C'mon Lily, you can figure this out, she told herself. It's warm, the paintings are cheery and food related, and you've gone past the Great Hall…

"I must be near the Hufflepuff Common Room!" she said aloud, doing a little twirl.

A deep chuckle came from behind her, "Well done, Evans" said James Potter smirking.

'Wh-where did you come from?" Lily stammered, eyes wide and clutching at her chest.

"Well wouldn't you like to know," James replied, his eyes twinkling, taking a bite out of a piece of treacle tart he held in his hand.

Lily's eyes narrowed, "Well yes, seeing as it's past curfew and you have no possible business here. I am a prefect you know."

"Au contraire, Evans. Everyone has business here, it's just that everyone doesn't know where here is exactly."

"Potter, stop being mysterious, and tell me why on earth you are – hang on," she stopped mid-sentence taking a deep inhale, "-is that freshly-baked treacle tart?"

"Nose like a bloodhound you have. Yes, it is indeed. Want a bite, I know it's your favourite?" he asked offering it to her.
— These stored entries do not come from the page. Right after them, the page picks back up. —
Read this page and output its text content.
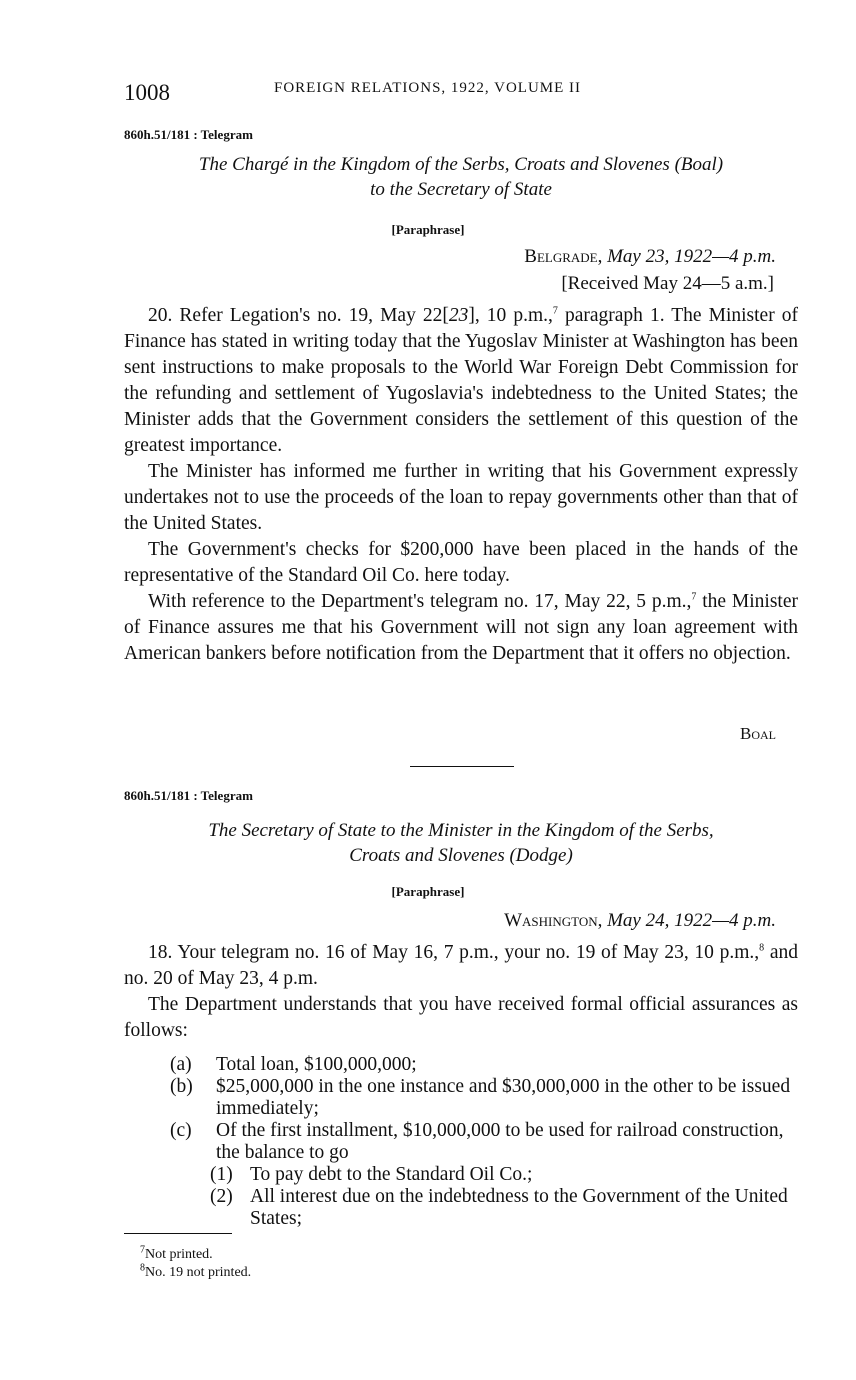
1008	FOREIGN RELATIONS, 1922, VOLUME II
860h.51/181 : Telegram
The Chargé in the Kingdom of the Serbs, Croats and Slovenes (Boal)
to the Secretary of State
[Paraphrase]
Belgrade, May 23, 1922—4 p.m.
[Received May 24—5 a.m.]

20. Refer Legation's no. 19, May 22[23], 10 p.m.,$^7$ paragraph 1. The Minister of Finance has stated in writing today that the Yugoslav Minister at Washington has been sent instructions to make proposals to the World War Foreign Debt Commission for the refunding and settlement of Yugoslavia's indebtedness to the United States; the Minister adds that the Government considers the settlement of this question of the greatest importance.

The Minister has informed me further in writing that his Government expressly undertakes not to use the proceeds of the loan to repay governments other than that of the United States.

The Government's checks for $200,000 have been placed in the hands of the representative of the Standard Oil Co. here today.

With reference to the Department's telegram no. 17, May 22, 5 p.m.,$^7$ the Minister of Finance assures me that his Government will not sign any loan agreement with American bankers before notification from the Department that it offers no objection.

Boal
860h.51/181 : Telegram
The Secretary of State to the Minister in the Kingdom of the Serbs,
Croats and Slovenes (Dodge)
[Paraphrase]
Washington, May 24, 1922—4 p.m.

18. Your telegram no. 16 of May 16, 7 p.m., your no. 19 of May 23, 10 p.m.,$^8$ and no. 20 of May 23, 4 p.m.

The Department understands that you have received formal official assurances as follows:

(a) Total loan, $100,000,000;
(b) $25,000,000 in the one instance and $30,000,000 in the other to be issued immediately;
(c) Of the first installment, $10,000,000 to be used for railroad construction, the balance to go
(1) To pay debt to the Standard Oil Co.;
(2) All interest due on the indebtedness to the Government of the United States;
$^7$Not printed.
$^8$No. 19 not printed.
"Well..." Lily started thinking of that sweet, melt-in-your-mouth taste of treacle before she snapped back into herself, "Hang on, you still haven't answered me, why on earth are you here?"

"For this of course," he replied motioning to the treacle tart.

"But how?" Lily asked, "Surely you just nicked that from dinner and cast a reheating spell on it!"

"Evans, Evans, Evans, going on six years in this castle and you don't know where its heart is?" James said, tutting before taking a bite out of the treacle tart, he chewed and swallowed it before adding, "Besides, you can't recreate that freshly-baked smell."

Lily frowned thinking about what he had said, "You mean the kitchens are around here?"

"Noo ood et it ientually," he chuckled with his mouth full, crumbs spilling out onto his robes.

"I see you didn't learn not to talk with your mouth full over the summer," Lily chided, moving forward to brush the crumbs off.

"Sorry," James blushed, "guess I should be getting back to the tower then, huh?" He turned on his foot and was about to walk away before being pulled back by Lily.

"Not before you tell me how to get into the kitchen, you're not!" Lily said, her small ivory hand squeezing his forearm.

"Oh Evans, I'm afraid I have to withhold that information from you. You understand, don't you?"

Lily pouted looking at him with her doe eyes, "Please James, pretty pretty please? You can tell little old me."

"Wrong again Evans," he said pulling away and starting to walk down the corridor, and without even turning around he added, "this way you'll have to keep talking to me this year."